Some years ago, I blogged about Throwing Boulders. At the time I’d quit the AERC Board of Directors, I think, and it felt like a monumental change, a big life decision. This makes me smirk, given the last few years, but by golly, the message was spot-on.

Sometimes you do have to throw a boulder, or have one throw aside for you (or at you) to clear your path.

But most of life happens in the chipping-away way. Just a tap-tap of decisions, little things accomplished, and waking up in the morning (paraphrasing Brene Brown, poorly, and with apologies) telling yourself that whatever you accomplish that day, whatever you don’t, that you will, in fact, be enough.

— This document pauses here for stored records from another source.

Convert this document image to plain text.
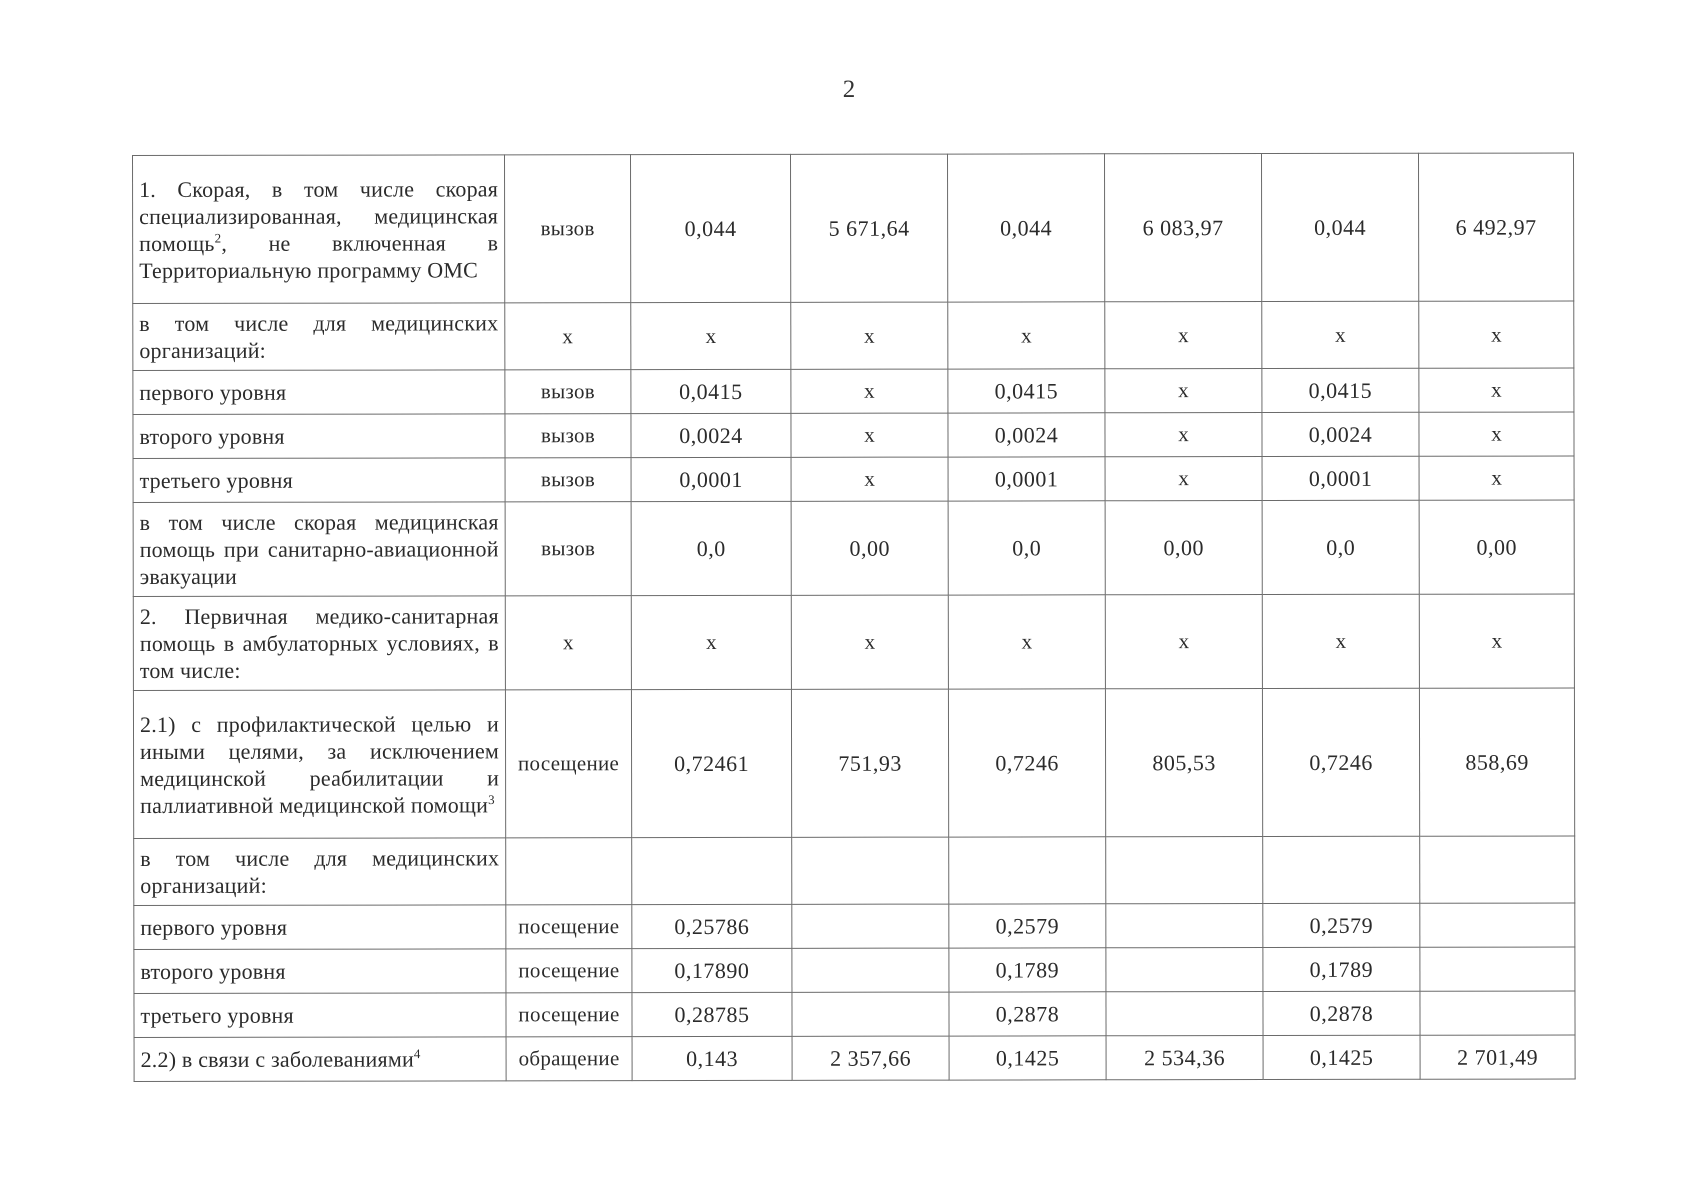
2
1. Скорая, в том числе скорая специализированная, медицинская помощь$^2$, не включенная в Территориальную программу ОМС	вызов	0,044	5 671,64	0,044	6 083,97	0,044	6 492,97
в том числе для медицинских организаций:	х	х	х	х	х	х	х
первого уровня	вызов	0,0415	х	0,0415	х	0,0415	х
второго уровня	вызов	0,0024	х	0,0024	х	0,0024	х
третьего уровня	вызов	0,0001	х	0,0001	х	0,0001	х
в том числе скорая медицинская помощь при санитарно-авиационной эвакуации	вызов	0,0	0,00	0,0	0,00	0,0	0,00
2. Первичная медико-санитарная помощь в амбулаторных условиях, в том числе:	х	х	х	х	х	х	х
2.1) с профилактической целью и иными целями, за исключением медицинской реабилитации и паллиативной медицинской помощи$^3$	посещение	0,72461	751,93	0,7246	805,53	0,7246	858,69
в том числе для медицинских организаций:							
первого уровня	посещение	0,25786		0,2579		0,2579	
второго уровня	посещение	0,17890		0,1789		0,1789	
третьего уровня	посещение	0,28785		0,2878		0,2878	
2.2) в связи с заболеваниями$^4$	обращение	0,143	2 357,66	0,1425	2 534,36	0,1425	2 701,49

Life is surprisingly simple that way.

Nela gives me a look through the window, whines once from the front patio, then settles on to Tom’s patio sofa, never having met a piece of furniture she doesn’t like. Rogi continues to watch over the horizon, ever the mindful farm dog. Little does he know house-shopping involved a non-negotiable litmus test; the new place had to be somewhere he could be content with his canine happy feet. Arthur wanders through, Fubar purrs from the back of the couch, where he likes to perch.

I’ll be riding again soon, competing, something set aside during a storm until my life was battened down.

More on that soon enough …

Today is the memorial for one of my dearest friends and I cannot be there, the second friend’s memorial I’ve missed in the last few weeks. It feels so un-Catholic to be missing these events, but I know both of these women well enough to know when to set aside Catholic guilt.

God, they were both passionate. Unflinching advocates. One more quiet, the other fierce. Loyal, dear friends.

I can almost hear them both, in different voices, and they are saying the same thing in wildly different ways. They both had, in a million ways, subtly and not subtly.

GO AND LIVE.

And with that, I think I heard Tom stir.

I’m two cups of coffee in, and going to publish my Shitty First Draft (thanks, Anne Lamott) because, well, imperfect is just fine.